1. A fuel rail for a V-configuration engine, the rail comprising a spacer body adapted
to be located between an air plenum and the inlet manifold of the engine and having
air passages therethrough to connect the plenum and the manifold, at least. one longitudinal
bore which defines a fuel passage extending through the spacer body, and a plurality
of fuel injector cups projecting from the spacer body and communicating with the fuel
passage.
2. A fuel rail as claimed in Claim 1, wherein the spacer body comprises a number of
separate spacer members joined together by a rail member or members through which
the fuel passage runs.
3. A fuel rail as claimed in any Claim 1 or Claim 2, wherein the rail member forms
a dividing wall in the air passage through each spacer member, so that the separation
between the air passages from the plenum is maintained.

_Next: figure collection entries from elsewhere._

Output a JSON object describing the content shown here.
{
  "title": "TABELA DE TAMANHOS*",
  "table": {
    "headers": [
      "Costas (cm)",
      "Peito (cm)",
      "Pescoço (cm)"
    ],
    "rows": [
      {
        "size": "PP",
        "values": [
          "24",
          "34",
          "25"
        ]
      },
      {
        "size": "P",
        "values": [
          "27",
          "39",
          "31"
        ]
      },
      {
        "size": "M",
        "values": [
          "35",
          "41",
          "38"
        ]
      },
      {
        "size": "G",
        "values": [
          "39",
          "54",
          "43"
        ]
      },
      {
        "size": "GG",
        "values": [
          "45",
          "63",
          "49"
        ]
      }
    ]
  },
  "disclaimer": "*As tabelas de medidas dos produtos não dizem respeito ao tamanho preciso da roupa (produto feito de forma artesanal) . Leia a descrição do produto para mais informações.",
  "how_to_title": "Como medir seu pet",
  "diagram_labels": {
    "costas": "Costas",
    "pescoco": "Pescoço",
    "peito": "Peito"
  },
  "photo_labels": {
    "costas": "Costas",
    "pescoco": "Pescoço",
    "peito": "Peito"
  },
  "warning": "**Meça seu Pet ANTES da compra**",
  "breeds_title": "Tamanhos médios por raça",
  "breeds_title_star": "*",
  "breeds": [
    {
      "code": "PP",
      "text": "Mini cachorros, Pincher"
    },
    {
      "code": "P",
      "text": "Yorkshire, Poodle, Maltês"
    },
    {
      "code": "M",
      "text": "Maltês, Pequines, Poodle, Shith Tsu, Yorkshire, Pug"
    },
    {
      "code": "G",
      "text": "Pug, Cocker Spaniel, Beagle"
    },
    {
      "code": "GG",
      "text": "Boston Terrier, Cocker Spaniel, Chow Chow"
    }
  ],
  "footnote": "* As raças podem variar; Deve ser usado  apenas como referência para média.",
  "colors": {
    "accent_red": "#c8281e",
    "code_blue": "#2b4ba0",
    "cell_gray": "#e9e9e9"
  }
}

4. A fuel rail as claimed in any preceding Claim for an engine which has centrally
located air inlet tracts, wherein a single longitudinal bore is positioned centrally
above the engine to provide the fuel passage so that it is possible to use a single,
straight passage to serve the cups for the injectors on both banks of the engine.
5. A fuel rail as claimed in Claim 1 or Claim 3, wherein there are two parallel longitudinal
bores, connected by cross drillings at each end, so that two rows of injectors can
be served by the one rail.
6. A fuel rail as claimed in any preceding claim, which is manufactured as an aluminium
stamping with subsequent machining to define the internal contours of the cups.